The click target should open the new Remediation Plan Detail layer.

4. De-emphasize the boxed feel of Am I Exposed?

Do not redesign the section yet, but reduce the visual impression that it is a detached dashboard tile block. It should feel like part of the brief narrative, not a separate analytics widget.

Explicit Non-Goals For This Iteration

Do not do the following in this workstream:

  • full Authority Exposure Brief visual redesign
  • Findings workflow redesign
  • cross-cluster remediation rollup
  • automated remediation execution
  • broad navigation refactor
  • new executive reporting surfaces

Those belong to later iterations.

Engineering Instructions

Engineering should implement in two work packages.

Work Package 1: New Remediation Plan Detail Layer

Requirements:

  • reachable from each recommendation in the exposure brief
  • URL-addressable
  • supports back-navigation to the originating brief
  • shows explanation-led header, required actions, compact verification, and per-action ticket handoff
  • stays inside the existing app shell and brief navigation context
  • does not introduce a separate remediation-module nav model or a global ticket CTA
  • reuses one structured remediation payload

Work Package 2: Brief Sequencing Change

Requirements:

  • reorder the sections so How Do I Fix It? appears before Governance Condition
  • rename the section to Top Remediation Plans
  • make Top Remediation Plans visually stronger
  • make reducers clickable
  • keep the rest of the brief structurally intact for now

Claude Code Instructions

Claude Code should treat this as an information-architecture and workflow change, not a broad design exploration.

Implementation rules:

  1. Do not redesign the whole exposure brief in this iteration.
  2. Do not push users into findings as the primary next step.
  3. Treat Remediation Plan Detail as a new product layer, not a ticket modal.
  4. Reuse the same remediation payload across brief card, plan detail, actions, and ticket.
  5. Keep ticket creation per action, downstream of the action content.
  6. Preserve the exposure-brief context when opening and closing remediation plan detail.
  7. Do not add a side panel for plan metadata unless it contains information the operator immediately needs to act.
  8. Do not hardcode identity terminology; use target object and object type.

Mocking Guidance

Separate mocks will be provided for the new remediation plan detail layer.

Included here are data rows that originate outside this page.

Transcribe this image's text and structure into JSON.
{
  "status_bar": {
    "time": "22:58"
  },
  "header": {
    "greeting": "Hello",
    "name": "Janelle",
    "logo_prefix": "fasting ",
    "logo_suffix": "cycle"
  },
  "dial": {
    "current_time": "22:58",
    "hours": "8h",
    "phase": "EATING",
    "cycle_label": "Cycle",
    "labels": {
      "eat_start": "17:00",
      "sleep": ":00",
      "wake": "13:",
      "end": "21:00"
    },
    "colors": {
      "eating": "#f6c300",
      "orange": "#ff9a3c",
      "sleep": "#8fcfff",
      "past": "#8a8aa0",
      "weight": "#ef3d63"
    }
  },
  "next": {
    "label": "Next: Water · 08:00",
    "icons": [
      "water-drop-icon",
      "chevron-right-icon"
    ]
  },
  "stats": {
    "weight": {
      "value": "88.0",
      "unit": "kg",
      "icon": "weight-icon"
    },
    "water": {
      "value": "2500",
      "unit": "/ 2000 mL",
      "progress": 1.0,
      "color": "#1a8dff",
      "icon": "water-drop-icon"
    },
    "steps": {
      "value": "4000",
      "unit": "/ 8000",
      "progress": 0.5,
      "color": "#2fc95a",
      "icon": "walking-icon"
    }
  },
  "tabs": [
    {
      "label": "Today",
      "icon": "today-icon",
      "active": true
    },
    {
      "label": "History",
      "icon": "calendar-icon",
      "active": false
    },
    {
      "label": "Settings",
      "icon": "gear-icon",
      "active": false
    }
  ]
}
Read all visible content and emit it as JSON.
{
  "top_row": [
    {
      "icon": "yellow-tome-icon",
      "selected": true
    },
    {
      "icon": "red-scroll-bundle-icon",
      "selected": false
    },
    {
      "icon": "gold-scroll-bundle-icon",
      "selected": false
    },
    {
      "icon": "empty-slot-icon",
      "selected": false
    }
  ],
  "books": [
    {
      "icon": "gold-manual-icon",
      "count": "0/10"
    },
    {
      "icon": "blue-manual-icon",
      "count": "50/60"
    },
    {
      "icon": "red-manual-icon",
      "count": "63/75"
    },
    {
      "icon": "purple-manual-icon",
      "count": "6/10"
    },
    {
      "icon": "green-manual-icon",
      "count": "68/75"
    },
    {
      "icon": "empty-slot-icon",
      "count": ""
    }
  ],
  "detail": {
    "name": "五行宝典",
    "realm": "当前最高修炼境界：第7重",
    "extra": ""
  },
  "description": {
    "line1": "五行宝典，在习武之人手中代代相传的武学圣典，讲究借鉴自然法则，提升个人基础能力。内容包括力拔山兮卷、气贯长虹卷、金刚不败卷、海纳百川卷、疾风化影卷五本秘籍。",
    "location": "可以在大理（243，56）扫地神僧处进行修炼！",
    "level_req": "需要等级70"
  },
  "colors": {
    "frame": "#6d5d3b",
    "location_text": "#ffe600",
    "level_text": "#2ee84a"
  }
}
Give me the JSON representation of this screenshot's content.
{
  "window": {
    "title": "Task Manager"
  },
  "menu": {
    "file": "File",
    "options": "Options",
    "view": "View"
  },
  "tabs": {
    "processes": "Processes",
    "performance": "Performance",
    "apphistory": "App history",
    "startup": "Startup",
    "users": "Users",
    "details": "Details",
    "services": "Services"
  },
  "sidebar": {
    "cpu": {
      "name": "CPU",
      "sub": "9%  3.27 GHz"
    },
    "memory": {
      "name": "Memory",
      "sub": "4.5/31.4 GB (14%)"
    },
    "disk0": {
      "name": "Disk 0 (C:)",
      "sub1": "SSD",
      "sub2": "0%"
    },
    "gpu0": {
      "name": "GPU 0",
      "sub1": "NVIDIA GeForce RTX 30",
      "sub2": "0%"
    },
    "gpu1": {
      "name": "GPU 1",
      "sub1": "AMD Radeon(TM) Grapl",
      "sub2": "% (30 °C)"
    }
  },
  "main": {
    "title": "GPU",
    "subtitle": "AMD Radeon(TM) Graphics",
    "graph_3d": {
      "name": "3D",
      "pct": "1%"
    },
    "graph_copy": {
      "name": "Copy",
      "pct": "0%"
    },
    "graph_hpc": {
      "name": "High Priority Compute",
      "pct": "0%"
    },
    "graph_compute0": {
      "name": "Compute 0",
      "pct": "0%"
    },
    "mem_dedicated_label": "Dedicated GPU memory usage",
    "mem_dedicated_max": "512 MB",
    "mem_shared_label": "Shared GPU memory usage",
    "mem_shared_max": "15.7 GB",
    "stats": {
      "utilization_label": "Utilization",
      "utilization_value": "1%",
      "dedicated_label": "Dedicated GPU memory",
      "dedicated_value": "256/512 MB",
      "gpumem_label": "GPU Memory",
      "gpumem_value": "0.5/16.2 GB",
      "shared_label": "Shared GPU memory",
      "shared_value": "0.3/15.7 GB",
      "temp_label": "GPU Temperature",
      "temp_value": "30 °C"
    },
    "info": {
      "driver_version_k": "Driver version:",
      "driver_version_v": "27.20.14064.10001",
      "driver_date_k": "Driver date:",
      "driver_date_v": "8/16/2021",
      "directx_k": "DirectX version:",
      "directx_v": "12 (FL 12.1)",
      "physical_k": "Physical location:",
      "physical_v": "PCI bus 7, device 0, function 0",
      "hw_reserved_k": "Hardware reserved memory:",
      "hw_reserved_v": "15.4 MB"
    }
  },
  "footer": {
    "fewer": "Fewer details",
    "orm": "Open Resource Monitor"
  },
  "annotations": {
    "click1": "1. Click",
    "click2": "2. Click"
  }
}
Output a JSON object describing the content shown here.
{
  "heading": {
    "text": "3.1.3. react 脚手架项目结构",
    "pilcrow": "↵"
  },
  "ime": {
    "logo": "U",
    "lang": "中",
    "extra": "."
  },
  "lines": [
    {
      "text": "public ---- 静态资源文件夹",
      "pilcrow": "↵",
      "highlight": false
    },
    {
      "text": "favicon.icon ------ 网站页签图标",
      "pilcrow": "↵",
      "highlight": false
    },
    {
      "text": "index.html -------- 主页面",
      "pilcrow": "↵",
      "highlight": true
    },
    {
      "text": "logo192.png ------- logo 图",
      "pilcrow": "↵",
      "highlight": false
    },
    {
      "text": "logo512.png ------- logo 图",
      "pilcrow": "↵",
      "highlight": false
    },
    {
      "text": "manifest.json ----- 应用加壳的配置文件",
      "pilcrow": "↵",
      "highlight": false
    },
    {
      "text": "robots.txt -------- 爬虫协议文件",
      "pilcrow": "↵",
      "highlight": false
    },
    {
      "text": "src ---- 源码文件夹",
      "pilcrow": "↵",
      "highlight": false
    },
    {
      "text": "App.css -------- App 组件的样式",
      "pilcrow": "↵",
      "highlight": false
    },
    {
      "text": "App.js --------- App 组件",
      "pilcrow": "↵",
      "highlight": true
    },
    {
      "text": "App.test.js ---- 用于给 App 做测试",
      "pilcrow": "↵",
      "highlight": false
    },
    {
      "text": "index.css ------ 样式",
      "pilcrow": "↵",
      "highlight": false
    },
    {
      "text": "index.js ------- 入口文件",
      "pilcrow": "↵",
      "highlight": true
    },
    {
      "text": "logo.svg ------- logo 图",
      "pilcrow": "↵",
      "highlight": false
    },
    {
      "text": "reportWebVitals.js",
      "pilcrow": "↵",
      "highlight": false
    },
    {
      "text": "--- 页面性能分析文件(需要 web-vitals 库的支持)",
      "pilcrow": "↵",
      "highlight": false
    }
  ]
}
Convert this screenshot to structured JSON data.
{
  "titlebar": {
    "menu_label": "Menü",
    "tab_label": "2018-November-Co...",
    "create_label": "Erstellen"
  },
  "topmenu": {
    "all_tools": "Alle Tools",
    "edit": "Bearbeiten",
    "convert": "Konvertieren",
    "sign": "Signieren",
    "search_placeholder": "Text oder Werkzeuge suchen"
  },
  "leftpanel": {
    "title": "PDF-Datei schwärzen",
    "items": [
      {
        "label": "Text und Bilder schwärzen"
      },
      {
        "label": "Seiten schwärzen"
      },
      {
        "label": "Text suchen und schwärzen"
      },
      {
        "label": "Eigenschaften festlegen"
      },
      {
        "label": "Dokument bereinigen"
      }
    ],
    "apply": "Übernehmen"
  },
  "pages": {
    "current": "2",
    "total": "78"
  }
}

Those mocks should inherit the design pattern already established for the revised overview direction:

  • strong narrative compression
  • clear operating story
  • explicit first action
  • evidence below meaning, not above it

For the current exposure brief iteration, mock changes should stay narrow:

  • reorder sections
  • strengthen reducer emphasis
  • make recommendation rows/cards behave as navigation into the new layer

Acceptance Criteria

This iteration is successful if an operator can:

  1. land in the exposure brief and understand the case
  2. identify the recommended first remediation plan quickly
  3. click into a dedicated remediation plan detail layer
  4. understand which actions are required
  5. see the exact control surface to change on each action
  6. generate a ticket for each required action from the same payload

Open Follow-On Questions

These questions are intentionally deferred, not blockers for this iteration:

  • Should remediation plan detail open as a full page or a routed drawer?
  • When do we aggregate one remediation plan across multiple briefs or clusters?
  • When is confidence high enough to emit raw commands automatically?
  • How should verification state roll back into tracked actions and closure UX?